Cybersecurity in Dire Dawa
Dire Dawa is the logistics gateway between Ethiopia's interior and the Port of Djibouti, with a free-trade zone, rail terminal, and a concentration of freight and customs operators. UT Solutions delivers enterprise-grade cybersecurity for the corridors, customs systems, and trading operations that depend on Dire Dawa. We protect the systems the cross-border trade runs on — network perimeters, endpoint fleets, identity systems, and the OT estates that keep terminals moving — with a 24/7 SOC and INSA-aligned defenses. The same delivery team that scopes the engagement is in the SOC queue a year later, and the field engineer in Dire Dawa is on the road the same day an incident opens — a responsiveness profile global MSSPs cannot match from outside the country.
Request a Site Survey in Dire DawaWhy Dire Dawa enterprises choose UT Solutions
Dire Dawa's logistics and customs operators carry an unusual risk profile: long supply chains, third-party access from shipping lines and brokers, and direct regulatory touchpoints at the Djibouti border. Most in-house IT teams in Dire Dawa are not sized for that. UT Solutions closes the gap with a managed security stack — Fortinet and Cisco perimeter, Microsoft and CrowdStrike endpoint, Sentinel SIEM, and a 24/7 SOC staffed by Ethiopian engineers who understand INSA reporting and the customs-and-trade data flows unique to the corridor. We've secured logistics operators, terminal operators, and free-trade-zone tenants, and we run the only Ethiopia-based SOC that escalates by name, not ticket. We also hold the partner relationships that let us pull kit into the country faster than global MSSPs can, which matters when a tenant is on a customs-window deadline.

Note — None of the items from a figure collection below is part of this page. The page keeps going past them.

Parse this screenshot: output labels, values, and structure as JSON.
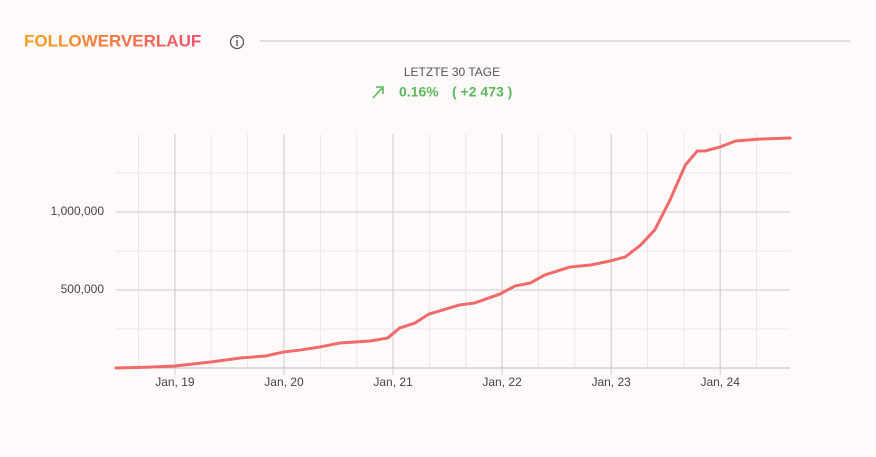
{
  "header": {
    "title": "FOLLOWERVERLAUF"
  },
  "summary": {
    "period": "LETZTE 30 TAGE",
    "change_percent": "0.16%",
    "change_absolute": "( +2 473 )"
  },
  "chart_data": {
    "type": "line",
    "x": [
      2018.46,
      2018.77,
      2019.0,
      2019.32,
      2019.6,
      2019.83,
      2020.0,
      2020.15,
      2020.33,
      2020.51,
      2020.79,
      2020.95,
      2021.06,
      2021.2,
      2021.33,
      2021.61,
      2021.75,
      2021.98,
      2022.12,
      2022.26,
      2022.39,
      2022.62,
      2022.81,
      2022.99,
      2023.13,
      2023.27,
      2023.4,
      2023.54,
      2023.68,
      2023.79,
      2023.86,
      2024.0,
      2024.14,
      2024.37,
      2024.64
    ],
    "series": [
      {
        "color": "#f06a6a",
        "values": [
          0,
          6000,
          13000,
          38000,
          64000,
          77000,
          103000,
          115000,
          135000,
          160000,
          173000,
          192000,
          256000,
          288000,
          346000,
          404000,
          417000,
          474000,
          526000,
          545000,
          596000,
          647000,
          660000,
          686000,
          712000,
          788000,
          885000,
          1077000,
          1301000,
          1391000,
          1391000,
          1417000,
          1455000,
          1468000,
          1474000
        ]
      }
    ],
    "xlim": [
      2018.46,
      2024.64
    ],
    "xticks": [
      {
        "value": 2019,
        "label": "Jan, 19"
      },
      {
        "value": 2020,
        "label": "Jan, 20"
      },
      {
        "value": 2021,
        "label": "Jan, 21"
      },
      {
        "value": 2022,
        "label": "Jan, 22"
      },
      {
        "value": 2023,
        "label": "Jan, 23"
      },
      {
        "value": 2024,
        "label": "Jan, 24"
      }
    ],
    "ylim": [
      0,
      1500000
    ],
    "yticks": [
      {
        "value": 500000,
        "label": "500,000"
      },
      {
        "value": 1000000,
        "label": "1,000,000"
      }
    ],
    "grid": true
  }
}
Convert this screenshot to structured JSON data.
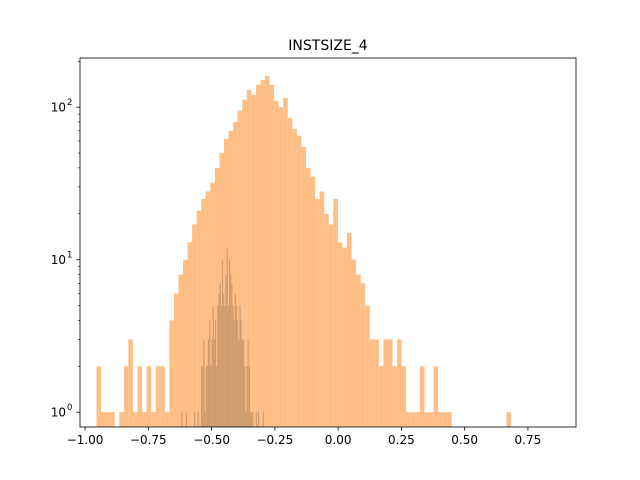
{
  "chart_data": {
    "type": "bar",
    "title": "INSTSIZE_4",
    "xlabel": "",
    "ylabel": "",
    "xlim": [
      -1.02,
      0.94
    ],
    "ylim": [
      0.8,
      210
    ],
    "yscale": "log",
    "grid": false,
    "x_ticks": [
      {
        "value": -1.0,
        "label": "−1.00"
      },
      {
        "value": -0.75,
        "label": "−0.75"
      },
      {
        "value": -0.5,
        "label": "−0.50"
      },
      {
        "value": -0.25,
        "label": "−0.25"
      },
      {
        "value": 0.0,
        "label": "0.00"
      },
      {
        "value": 0.25,
        "label": "0.25"
      },
      {
        "value": 0.5,
        "label": "0.50"
      },
      {
        "value": 0.75,
        "label": "0.75"
      }
    ],
    "y_ticks": [
      {
        "value": 1,
        "base": "10",
        "exp": "0"
      },
      {
        "value": 10,
        "base": "10",
        "exp": "1"
      },
      {
        "value": 100,
        "base": "10",
        "exp": "2"
      }
    ],
    "series": [
      {
        "color": "#ffbe86",
        "bin_start": -0.955,
        "bin_width": 0.018,
        "values": [
          2,
          1,
          1,
          1,
          0,
          1,
          2,
          3,
          1,
          2,
          1,
          2,
          1,
          2,
          2,
          1,
          4,
          6,
          8,
          10,
          13,
          17,
          21,
          25,
          28,
          32,
          40,
          50,
          62,
          70,
          80,
          95,
          112,
          130,
          120,
          140,
          150,
          160,
          140,
          110,
          100,
          115,
          85,
          72,
          65,
          55,
          40,
          35,
          25,
          28,
          20,
          17,
          25,
          13,
          12,
          15,
          10,
          8,
          7,
          5,
          3,
          3,
          2,
          3,
          3,
          2,
          3,
          2,
          1,
          1,
          1,
          2,
          1,
          1,
          2,
          1,
          1,
          1,
          0,
          0,
          0,
          0,
          0,
          0,
          0,
          0,
          0,
          0,
          0,
          0,
          1
        ]
      },
      {
        "color": "#cd9b6e",
        "bin_start": -0.62,
        "bin_width": 0.0046,
        "values": [
          1,
          0,
          0,
          0,
          1,
          0,
          0,
          0,
          0,
          0,
          0,
          1,
          0,
          0,
          1,
          0,
          0,
          2,
          2,
          3,
          1,
          2,
          2,
          3,
          4,
          2,
          3,
          5,
          3,
          4,
          2,
          5,
          6,
          7,
          5,
          10,
          6,
          5,
          8,
          12,
          5,
          10,
          8,
          7,
          5,
          4,
          6,
          5,
          4,
          3,
          5,
          4,
          3,
          3,
          2,
          1,
          2,
          3,
          2,
          1,
          1,
          1,
          0,
          0,
          1,
          0,
          1,
          0,
          0,
          0,
          1
        ]
      }
    ]
  }
}
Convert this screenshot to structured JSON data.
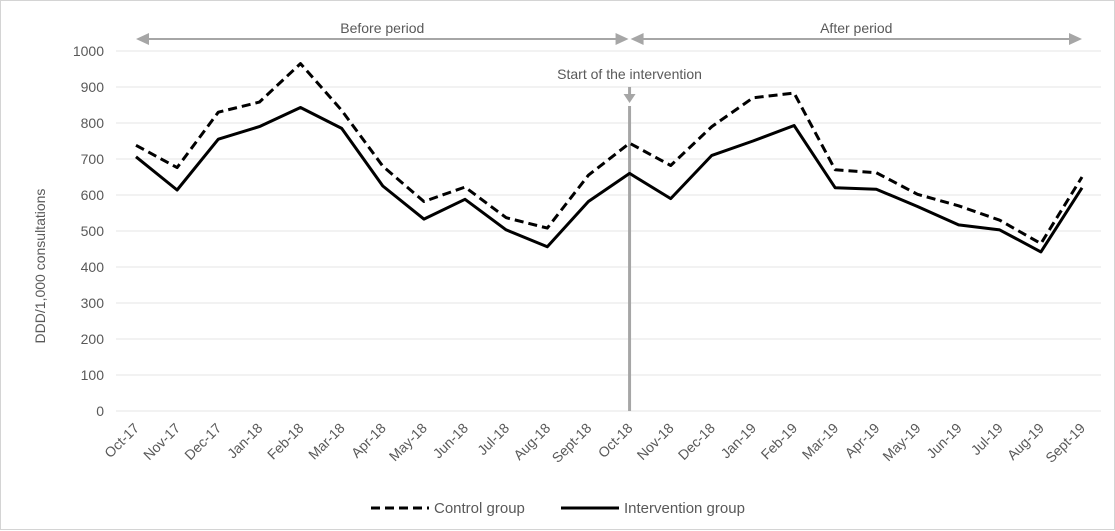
{
  "chart_data": {
    "type": "line",
    "ylabel": "DDD/1,000 consultations",
    "ylim": [
      0,
      1000
    ],
    "yticks": [
      0,
      100,
      200,
      300,
      400,
      500,
      600,
      700,
      800,
      900,
      1000
    ],
    "grid": "horizontal",
    "legend_position": "bottom",
    "categories": [
      "Oct-17",
      "Nov-17",
      "Dec-17",
      "Jan-18",
      "Feb-18",
      "Mar-18",
      "Apr-18",
      "May-18",
      "Jun-18",
      "Jul-18",
      "Aug-18",
      "Sept-18",
      "Oct-18",
      "Nov-18",
      "Dec-18",
      "Jan-19",
      "Feb-19",
      "Mar-19",
      "Apr-19",
      "May-19",
      "Jun-19",
      "Jul-19",
      "Aug-19",
      "Sept-19"
    ],
    "series": [
      {
        "name": "Control group",
        "style": "dashed",
        "color": "#000000",
        "values": [
          738,
          676,
          830,
          858,
          965,
          835,
          680,
          582,
          622,
          537,
          508,
          655,
          744,
          682,
          790,
          870,
          883,
          670,
          662,
          602,
          570,
          530,
          465,
          650
        ]
      },
      {
        "name": "Intervention group",
        "style": "solid",
        "color": "#000000",
        "values": [
          706,
          614,
          755,
          790,
          843,
          785,
          625,
          533,
          588,
          503,
          456,
          582,
          660,
          590,
          710,
          750,
          793,
          620,
          616,
          568,
          517,
          503,
          442,
          620
        ]
      }
    ],
    "annotations": {
      "before_period": {
        "label": "Before period",
        "from": "Oct-17",
        "to": "Oct-18"
      },
      "after_period": {
        "label": "After period",
        "from": "Oct-18",
        "to": "Sept-19"
      },
      "intervention": {
        "label": "Start of the intervention",
        "at": "Oct-18"
      }
    },
    "colors": {
      "grid": "#e6e6e6",
      "axis_text": "#595959",
      "period_arrow": "#a6a6a6",
      "intervention_line": "#a6a6a6",
      "series": "#000000"
    }
  }
}
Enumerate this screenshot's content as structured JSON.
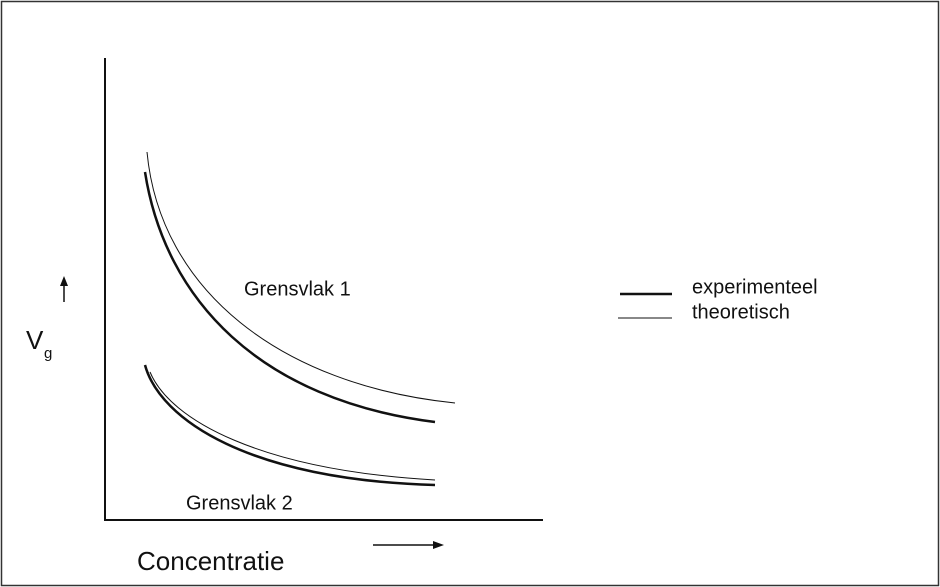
{
  "axes": {
    "y_label": "V",
    "y_label_subscript": "g",
    "x_label": "Concentratie"
  },
  "annotations": [
    "Grensvlak 1",
    "Grensvlak 2"
  ],
  "legend": [
    "experimenteel",
    "theoretisch"
  ]
}
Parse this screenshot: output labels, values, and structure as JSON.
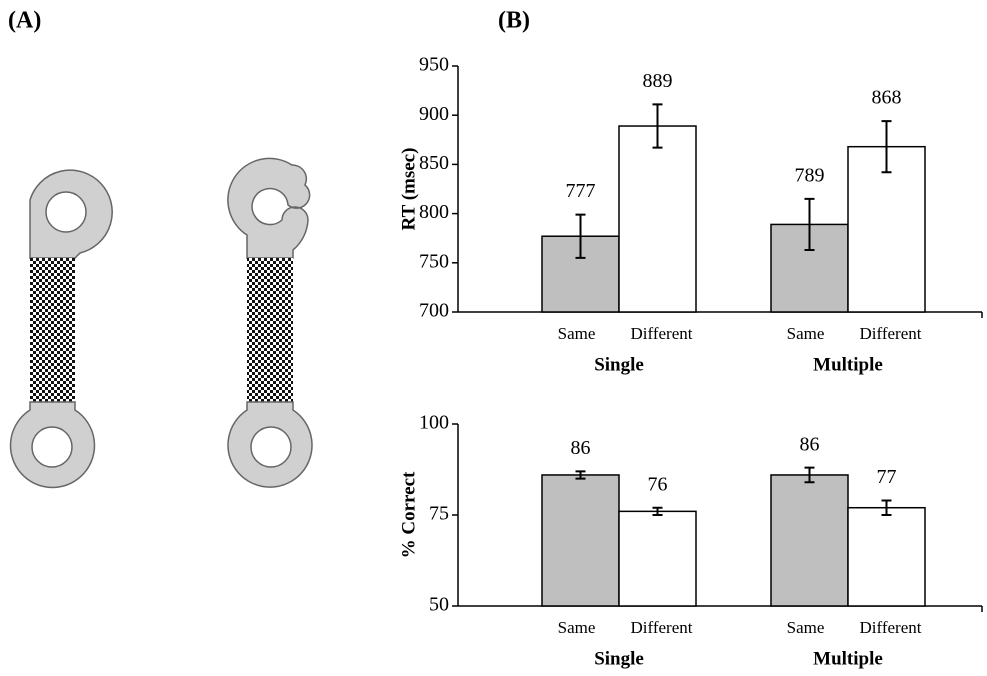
{
  "labels": [
    "(A)",
    "(B)"
  ],
  "chart_data": [
    {
      "type": "bar",
      "ylabel": "RT (msec)",
      "categories": [
        "Single",
        "Multiple"
      ],
      "series": [
        {
          "name": "Same",
          "color": "#bfbfbf",
          "values": [
            777,
            789
          ],
          "errors": [
            22,
            26
          ]
        },
        {
          "name": "Different",
          "color": "#ffffff",
          "values": [
            889,
            868
          ],
          "errors": [
            22,
            26
          ]
        }
      ],
      "ylim": [
        700,
        950
      ],
      "yticks": [
        700,
        750,
        800,
        850,
        900,
        950
      ]
    },
    {
      "type": "bar",
      "ylabel": "% Correct",
      "categories": [
        "Single",
        "Multiple"
      ],
      "series": [
        {
          "name": "Same",
          "color": "#bfbfbf",
          "values": [
            86,
            86
          ],
          "errors": [
            1,
            2
          ]
        },
        {
          "name": "Different",
          "color": "#ffffff",
          "values": [
            76,
            77
          ],
          "errors": [
            1,
            2
          ]
        }
      ],
      "ylim": [
        50,
        100
      ],
      "yticks": [
        50,
        75,
        100
      ]
    }
  ]
}
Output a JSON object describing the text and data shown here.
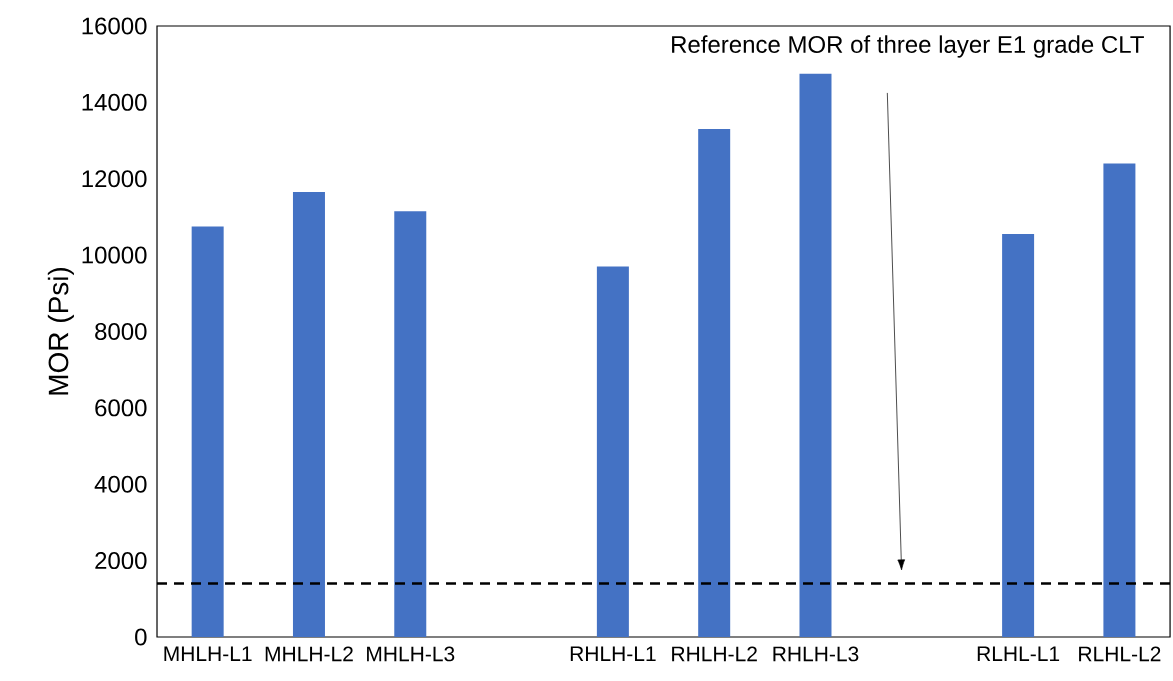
{
  "chart_data": {
    "type": "bar",
    "ylabel": "MOR (Psi)",
    "categories": [
      "MHLH-L1",
      "MHLH-L2",
      "MHLH-L3",
      null,
      "RHLH-L1",
      "RHLH-L2",
      "RHLH-L3",
      null,
      "RLHL-L1",
      "RLHL-L2"
    ],
    "values": [
      10750,
      11650,
      11150,
      null,
      9700,
      13300,
      14750,
      null,
      10550,
      12400
    ],
    "color": "#4472c4",
    "ylim": [
      0,
      16000
    ],
    "yticks": [
      0,
      2000,
      4000,
      6000,
      8000,
      10000,
      12000,
      14000,
      16000
    ],
    "ref_lines": [
      {
        "axis": "y",
        "value": 1400,
        "label": "Reference MOR of three layer E1 grade CLT",
        "color": "#000000",
        "line_style": "dashed"
      }
    ]
  }
}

Our cybersecurity approach in Dire Dawa
Engagements open with a controls and third-party-access assessment, then move into a hardening plan that addresses perimeter, segmentation, identity, endpoint, OT where present, and the SIEM rules that surface real signals. We deploy in pre-staged phases with maintenance windows negotiated with operations, and we coordinate with INSA on any notification obligations from day one. Our SOC monitors continuously, runs monthly threat-hunting sweeps, and validates the runbooks with quarterly purple-team exercises. Handover includes the full control matrix, evidence pack, and a board-level risk dashboard aligned to the reporting format Ethiopian regulators expect for the corridor's regulated workloads. We also run joint table-top exercises with the client's operations team so the response roles — including the corridor's third-party access and customs-broker escalation paths — are rehearsed before a real incident forces them into production.
Compliance and certification
We align to NBE directives where payments and customs-finance are in scope, and to INSA cybersecurity directives for any controlled traffic crossing the border. Our ISO/IEC 27001:2022 certification covers the SOC, the field-engineering practice, and the managed-service delivery model. Engineers carry Fortinet NSE, Cisco CCNP Security, Microsoft SC-100, and CISSP credentials, and we maintain data-residency controls that keep client telemetry inside Ethiopia. For free-trade-zone tenants and customs-adjacent operators, we also support the audit and evidence pack the corridor's regulators and counter-parties (shipping lines, customs brokers) expect to see — including the third-party-risk documentation international counter-parties ask for when they onboard a new Ethiopian operator onto their digital supply chain.
Case study: Dire Dawa Free Trade Zone — multi-tenant security operations
We deployed a Fortinet-led perimeter, network segmentation across the zone, identity and privileged-access controls, endpoint detection and response, and a SIEM/SOC service covering the zone authority and 14 tenant operators. Cross-border cyber-incident reports dropped to zero across the first 12 months of operation, and the zone passed its annual INSA-aligned audit without material findings. UT Solutions continues to run the SOC as a managed service, with named escalation contacts in Addis Ababa, a field engineer in Dire Dawa for hands-on support, and a quarterly third-party-risk review the zone's international counter-parties can read directly. The engagement has since expanded to cover the zone's planned customs digital platform and the cross-border data flows that come with it, and the SOC evidence pack is now the reference the zone authority uses when briefing new international tenants on the security posture of the corridor. UT Solutions also runs the annual joint purple-team exercise the zone uses to evidence corridor-wide readiness to its regulator and its customs counter-parties.